During the 1980s Moama received thousands of visitors each week from Melbourne, due to New South Wales' more liberal gambling laws and the presence of poker machines in some of Moama's entertainment venues. The legalisation of poker machines in Victoria killed off these day tours, although poker machines are still a significant tourist drawing card in the town.

Moama is also home to the Rich River Golf Club, an international-standard 36-hole golf course, and the Moama Bowling Club (lawn bowls). Both venues have hosted significant national tournaments and competitions.
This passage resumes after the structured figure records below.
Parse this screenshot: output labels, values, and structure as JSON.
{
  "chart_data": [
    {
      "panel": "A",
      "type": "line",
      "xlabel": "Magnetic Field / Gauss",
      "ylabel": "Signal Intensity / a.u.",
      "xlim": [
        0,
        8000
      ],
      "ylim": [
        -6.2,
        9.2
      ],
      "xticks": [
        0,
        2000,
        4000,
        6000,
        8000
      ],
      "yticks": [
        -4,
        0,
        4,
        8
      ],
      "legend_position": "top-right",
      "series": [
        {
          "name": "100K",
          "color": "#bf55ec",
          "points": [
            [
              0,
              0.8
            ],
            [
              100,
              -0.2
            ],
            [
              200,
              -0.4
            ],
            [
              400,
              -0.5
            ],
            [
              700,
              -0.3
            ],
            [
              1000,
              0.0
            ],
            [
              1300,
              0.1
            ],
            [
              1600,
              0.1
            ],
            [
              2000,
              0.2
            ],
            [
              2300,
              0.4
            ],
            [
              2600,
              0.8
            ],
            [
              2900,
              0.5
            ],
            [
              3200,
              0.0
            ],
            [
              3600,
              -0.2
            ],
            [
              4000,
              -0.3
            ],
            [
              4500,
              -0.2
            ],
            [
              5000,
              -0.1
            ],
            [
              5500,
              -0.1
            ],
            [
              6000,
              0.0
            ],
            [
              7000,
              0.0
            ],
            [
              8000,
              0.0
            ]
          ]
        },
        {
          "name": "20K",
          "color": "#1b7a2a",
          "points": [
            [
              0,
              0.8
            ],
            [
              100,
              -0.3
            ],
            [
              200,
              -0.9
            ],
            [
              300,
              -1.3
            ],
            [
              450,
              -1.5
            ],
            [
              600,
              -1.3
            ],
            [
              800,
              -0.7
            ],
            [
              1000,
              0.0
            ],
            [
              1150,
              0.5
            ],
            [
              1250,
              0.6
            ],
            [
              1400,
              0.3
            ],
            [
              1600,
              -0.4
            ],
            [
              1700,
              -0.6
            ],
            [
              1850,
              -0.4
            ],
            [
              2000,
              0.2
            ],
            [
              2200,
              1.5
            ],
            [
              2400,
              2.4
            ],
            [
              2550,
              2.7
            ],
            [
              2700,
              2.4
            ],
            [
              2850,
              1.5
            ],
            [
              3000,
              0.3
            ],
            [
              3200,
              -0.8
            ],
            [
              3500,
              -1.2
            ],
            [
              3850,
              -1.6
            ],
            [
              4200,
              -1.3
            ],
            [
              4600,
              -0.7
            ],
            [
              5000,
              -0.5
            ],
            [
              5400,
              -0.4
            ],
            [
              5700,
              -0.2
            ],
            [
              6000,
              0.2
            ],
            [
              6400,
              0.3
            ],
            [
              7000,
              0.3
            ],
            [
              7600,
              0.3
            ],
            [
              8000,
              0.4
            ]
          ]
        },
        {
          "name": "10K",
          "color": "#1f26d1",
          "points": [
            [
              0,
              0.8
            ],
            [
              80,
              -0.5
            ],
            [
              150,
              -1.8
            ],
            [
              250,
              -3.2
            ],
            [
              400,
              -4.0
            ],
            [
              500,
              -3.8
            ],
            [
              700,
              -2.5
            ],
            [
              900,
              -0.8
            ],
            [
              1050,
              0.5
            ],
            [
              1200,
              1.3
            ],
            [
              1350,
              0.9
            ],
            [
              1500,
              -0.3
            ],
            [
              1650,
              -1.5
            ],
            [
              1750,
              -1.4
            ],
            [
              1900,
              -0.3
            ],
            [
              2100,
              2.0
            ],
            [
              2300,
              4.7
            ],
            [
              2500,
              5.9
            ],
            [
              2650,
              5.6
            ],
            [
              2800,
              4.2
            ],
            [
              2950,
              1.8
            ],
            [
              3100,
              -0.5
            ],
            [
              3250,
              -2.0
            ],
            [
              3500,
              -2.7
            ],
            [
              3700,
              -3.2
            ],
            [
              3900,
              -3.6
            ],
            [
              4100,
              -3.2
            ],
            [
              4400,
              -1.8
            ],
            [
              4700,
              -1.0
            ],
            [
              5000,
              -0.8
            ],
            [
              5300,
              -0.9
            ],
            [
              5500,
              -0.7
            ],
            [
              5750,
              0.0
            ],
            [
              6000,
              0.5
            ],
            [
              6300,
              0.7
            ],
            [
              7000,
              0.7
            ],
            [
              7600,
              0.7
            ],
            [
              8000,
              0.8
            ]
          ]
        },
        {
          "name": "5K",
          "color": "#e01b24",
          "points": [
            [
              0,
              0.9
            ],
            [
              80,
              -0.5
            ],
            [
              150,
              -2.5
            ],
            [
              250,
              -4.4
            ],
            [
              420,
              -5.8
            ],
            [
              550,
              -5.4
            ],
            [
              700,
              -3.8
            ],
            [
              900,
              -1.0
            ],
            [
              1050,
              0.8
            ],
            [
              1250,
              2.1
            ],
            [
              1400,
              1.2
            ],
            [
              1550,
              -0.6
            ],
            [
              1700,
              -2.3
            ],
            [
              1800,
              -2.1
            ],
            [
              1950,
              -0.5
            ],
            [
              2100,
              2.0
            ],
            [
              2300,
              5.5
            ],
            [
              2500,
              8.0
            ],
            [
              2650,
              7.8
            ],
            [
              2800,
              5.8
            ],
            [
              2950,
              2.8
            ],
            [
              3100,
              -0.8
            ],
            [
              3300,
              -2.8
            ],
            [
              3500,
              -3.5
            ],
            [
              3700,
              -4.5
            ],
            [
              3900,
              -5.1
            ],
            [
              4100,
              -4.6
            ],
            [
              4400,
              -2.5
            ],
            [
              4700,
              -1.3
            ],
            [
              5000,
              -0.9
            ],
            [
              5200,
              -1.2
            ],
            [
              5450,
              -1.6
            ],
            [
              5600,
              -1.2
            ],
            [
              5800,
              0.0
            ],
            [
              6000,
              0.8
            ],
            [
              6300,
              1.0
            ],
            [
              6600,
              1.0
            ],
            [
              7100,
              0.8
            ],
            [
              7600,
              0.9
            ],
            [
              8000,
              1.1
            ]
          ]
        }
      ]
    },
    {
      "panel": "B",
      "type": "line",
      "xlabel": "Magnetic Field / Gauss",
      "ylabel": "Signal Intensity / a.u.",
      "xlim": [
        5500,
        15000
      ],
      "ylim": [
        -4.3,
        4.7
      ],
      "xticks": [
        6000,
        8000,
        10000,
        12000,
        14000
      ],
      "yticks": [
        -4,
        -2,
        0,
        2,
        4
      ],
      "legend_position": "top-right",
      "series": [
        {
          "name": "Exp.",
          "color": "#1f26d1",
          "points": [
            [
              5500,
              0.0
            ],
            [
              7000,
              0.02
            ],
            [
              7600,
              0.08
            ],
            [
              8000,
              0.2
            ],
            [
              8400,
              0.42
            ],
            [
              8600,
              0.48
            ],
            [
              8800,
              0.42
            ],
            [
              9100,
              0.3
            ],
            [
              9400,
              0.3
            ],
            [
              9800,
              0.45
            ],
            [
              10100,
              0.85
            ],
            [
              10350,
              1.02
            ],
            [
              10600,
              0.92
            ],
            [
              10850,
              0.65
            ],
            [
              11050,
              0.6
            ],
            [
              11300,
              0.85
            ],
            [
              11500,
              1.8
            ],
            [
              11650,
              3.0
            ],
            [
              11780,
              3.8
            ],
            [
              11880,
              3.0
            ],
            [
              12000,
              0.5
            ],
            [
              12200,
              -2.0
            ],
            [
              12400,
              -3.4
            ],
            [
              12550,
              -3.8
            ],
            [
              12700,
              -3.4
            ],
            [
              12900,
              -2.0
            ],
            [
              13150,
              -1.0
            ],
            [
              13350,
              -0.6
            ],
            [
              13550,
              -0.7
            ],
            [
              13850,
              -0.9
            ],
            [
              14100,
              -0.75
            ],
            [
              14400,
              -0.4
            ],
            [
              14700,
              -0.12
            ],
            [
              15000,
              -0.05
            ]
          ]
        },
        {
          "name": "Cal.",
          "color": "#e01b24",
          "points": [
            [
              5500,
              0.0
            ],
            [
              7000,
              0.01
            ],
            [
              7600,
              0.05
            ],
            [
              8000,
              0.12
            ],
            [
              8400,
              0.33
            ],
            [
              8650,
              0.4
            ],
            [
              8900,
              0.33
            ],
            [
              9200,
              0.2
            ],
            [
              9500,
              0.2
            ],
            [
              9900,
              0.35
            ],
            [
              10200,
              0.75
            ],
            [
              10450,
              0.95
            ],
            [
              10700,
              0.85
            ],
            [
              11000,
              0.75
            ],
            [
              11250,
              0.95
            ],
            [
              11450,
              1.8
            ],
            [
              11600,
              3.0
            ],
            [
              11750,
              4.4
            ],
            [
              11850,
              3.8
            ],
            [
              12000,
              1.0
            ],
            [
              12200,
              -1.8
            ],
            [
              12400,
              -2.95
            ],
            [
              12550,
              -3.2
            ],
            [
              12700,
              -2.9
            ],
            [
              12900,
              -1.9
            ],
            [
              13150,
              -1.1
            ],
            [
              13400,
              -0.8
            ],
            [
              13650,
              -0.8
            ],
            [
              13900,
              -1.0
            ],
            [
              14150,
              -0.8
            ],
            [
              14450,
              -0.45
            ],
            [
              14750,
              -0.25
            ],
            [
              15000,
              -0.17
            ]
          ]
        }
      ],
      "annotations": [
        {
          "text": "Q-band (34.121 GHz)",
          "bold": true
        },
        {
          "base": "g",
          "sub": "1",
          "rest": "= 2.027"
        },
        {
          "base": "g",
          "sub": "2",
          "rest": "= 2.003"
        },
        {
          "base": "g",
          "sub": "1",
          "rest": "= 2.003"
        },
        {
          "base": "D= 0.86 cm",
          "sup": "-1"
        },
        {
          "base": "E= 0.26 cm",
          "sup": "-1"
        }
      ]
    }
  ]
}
The town also possesses a moderately large number of hotels, caravan parks, resorts, rented houseboats and wineries.

A significant fire occurred at the Moama Bowling Club in June 2008, with an estimated damage bill of $3 million AUS.

==Notable people of Moama==
- Isaiah Firebrace (winner of the eighth season of The X Factor Australia & 2017 Eurovision entrant) was born in 1999 and grew up in Moama.
- Danny Lolicato (Young Engineer NSW 2017) was born in Moama in 1991.
- James Rogers, who served in South Africa during the Boer War and was awarded the Victoria Cross, was born in Moama in 1875.
- Mary Jeanette Robison known professionally as May Robson, the American-based actress whose career spanned 59 years from 1883 to 1942, was born in Moama in 1858.
- Lachie Schultz, Australian rules footballer
- Jobe Shanahan, Australian rules footballer
- Todd Murphy, Australian international cricketer, was born in 2000.